Since we can all use some good news and cheering up, I wanted to share something nice that happened to me yesterday.
First some background. My father is 93 years old and has had Alzheimer's for at least 15 years during which I have been his caregiver with no help from any family members (as most of us seem to be, sadly). He stayed at his home for as long as possible with help from me (I was still working full time and lived 2 hours away) and paid in home care. In 2011 I had to move him to a memory care facility where he lived until last year when he had a sharp decline and was on hospice for 6 months. He was taken off hospice because he did not continue to decline further. He is in a wheelchair fulltime, no longer speaks and is in the final stage of his life. Needless to say all this care has cost a fortune and has eaten up all his assets even though we were a strong middle class family.
The good news-
He is now in a small residential board and care home which has been wonderful to us, much better care and more affordable than the large memory care facility, Three caregivers and six residents. When I explained to them that my father's remaining assets are at an end and all he has is Social Security and a small Aid and Attendance pension form the VA, they told me not to worry (which I have been, A LOT).
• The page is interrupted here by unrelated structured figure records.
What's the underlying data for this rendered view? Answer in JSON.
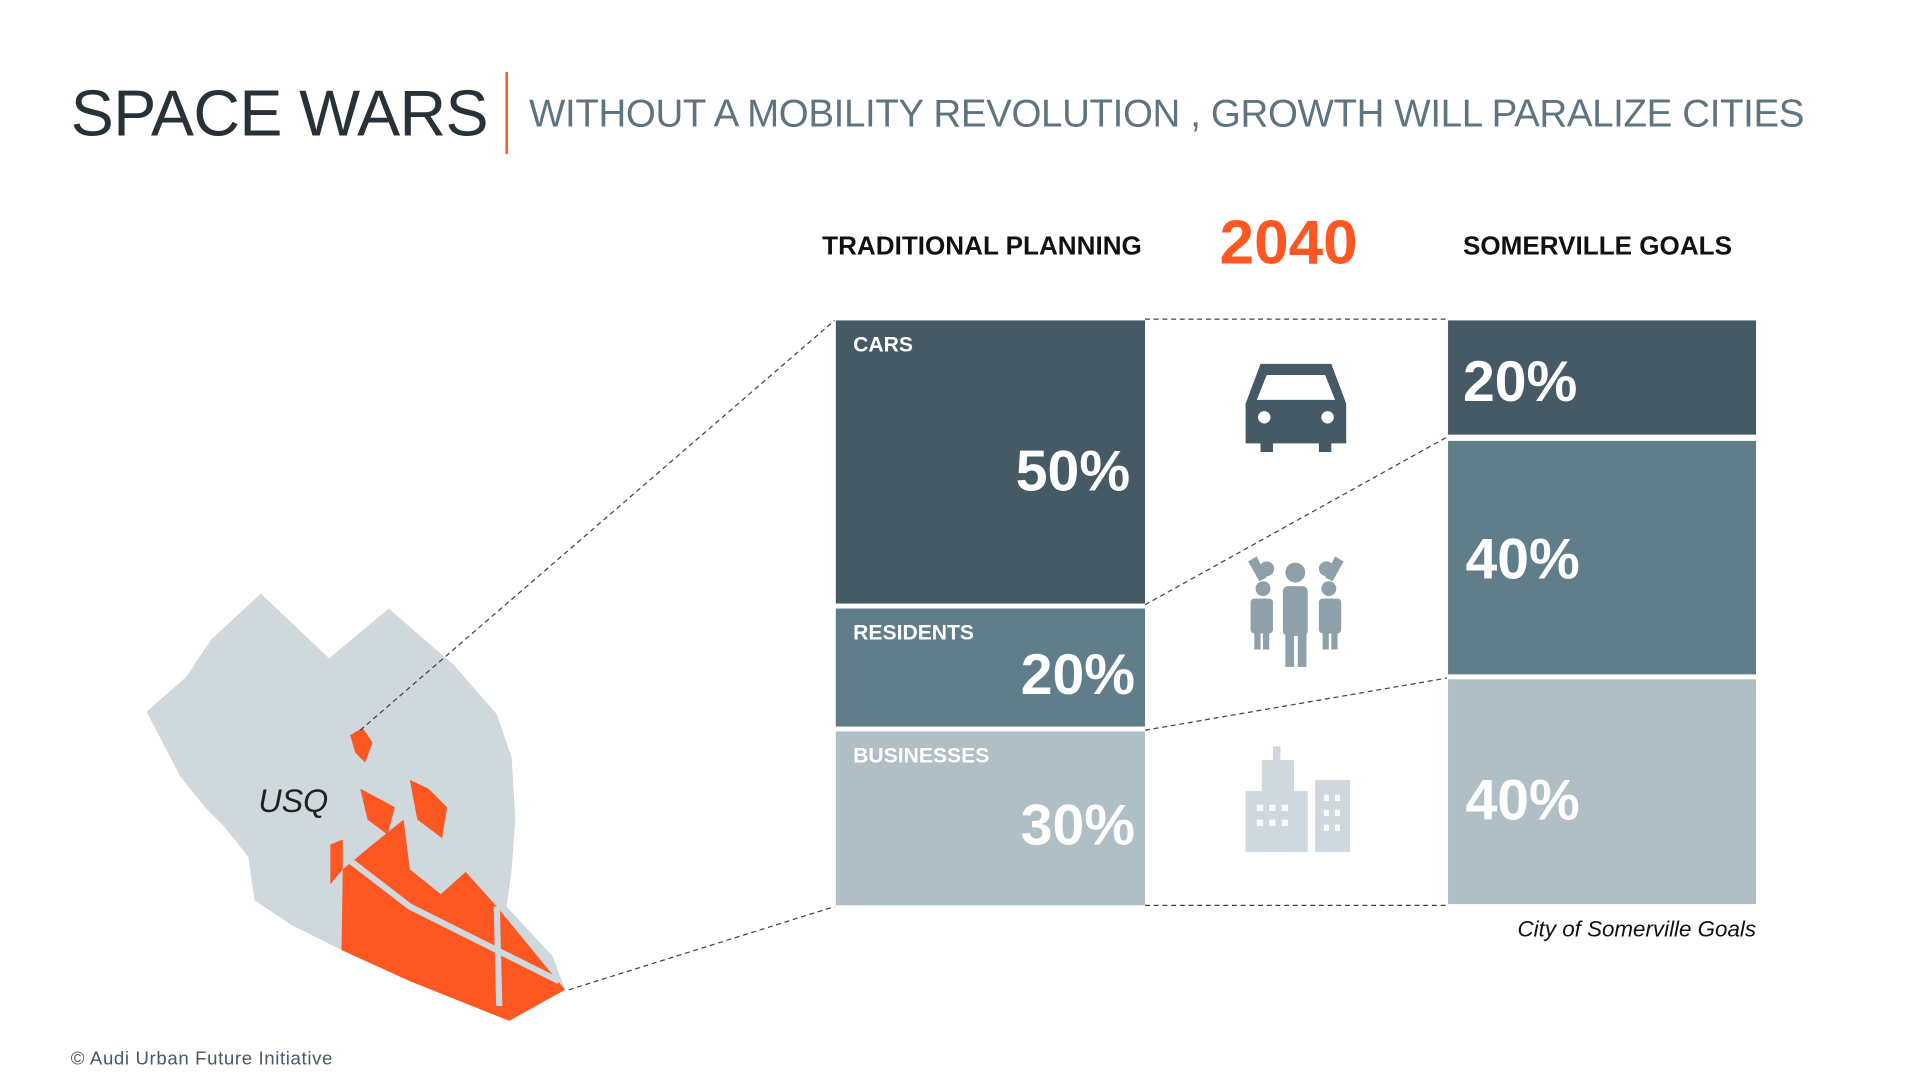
{
  "header": {
    "title": "SPACE WARS",
    "subtitle": "WITHOUT A MOBILITY REVOLUTION , GROWTH WILL PARALIZE CITIES"
  },
  "columns": {
    "left": "TRADITIONAL PLANNING",
    "year": "2040",
    "right": "SOMERVILLE GOALS"
  },
  "traditional": [
    {
      "label": "CARS",
      "value": "50%",
      "color": "#465a65"
    },
    {
      "label": "RESIDENTS",
      "value": "20%",
      "color": "#607d8a"
    },
    {
      "label": "BUSINESSES",
      "value": "30%",
      "color": "#b0bec5"
    }
  ],
  "somerville": [
    {
      "value": "20%",
      "color": "#465a65"
    },
    {
      "value": "40%",
      "color": "#607d8a"
    },
    {
      "value": "40%",
      "color": "#b0bec5"
    }
  ],
  "icons": [
    "car-icon",
    "people-icon",
    "buildings-icon"
  ],
  "map": {
    "label": "USQ",
    "base_color": "#cfd8dc",
    "highlight_color": "#ff5722"
  },
  "source": "City of Somerville Goals",
  "copyright": "© Audi Urban Future Initiative"
}
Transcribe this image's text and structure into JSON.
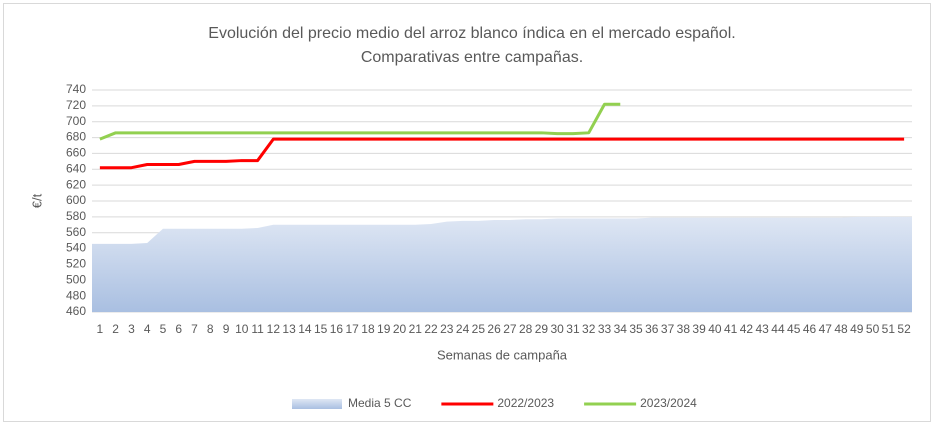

They are going to reduce his rent so that it will be covered by just his SocSec and VA pension. They are a Filipino family and I am so grateful for their kindness to my father and to me. The previous large memory care just kept raising his fees (even when he was in hospice and did not require as much care from their staff) and had a much lower staff to resident ratio, so his care was sub-par after he took a downturn. Money was their primary concern.
So my suggestion is to check out smaller assisted living places first if they are appropriate for your loved ones. At least mine is much more willing to work with you and limited funds than the larger ones where care is not as good when people need it most at the end of their lives.
Thanks for listening and good luck with your families.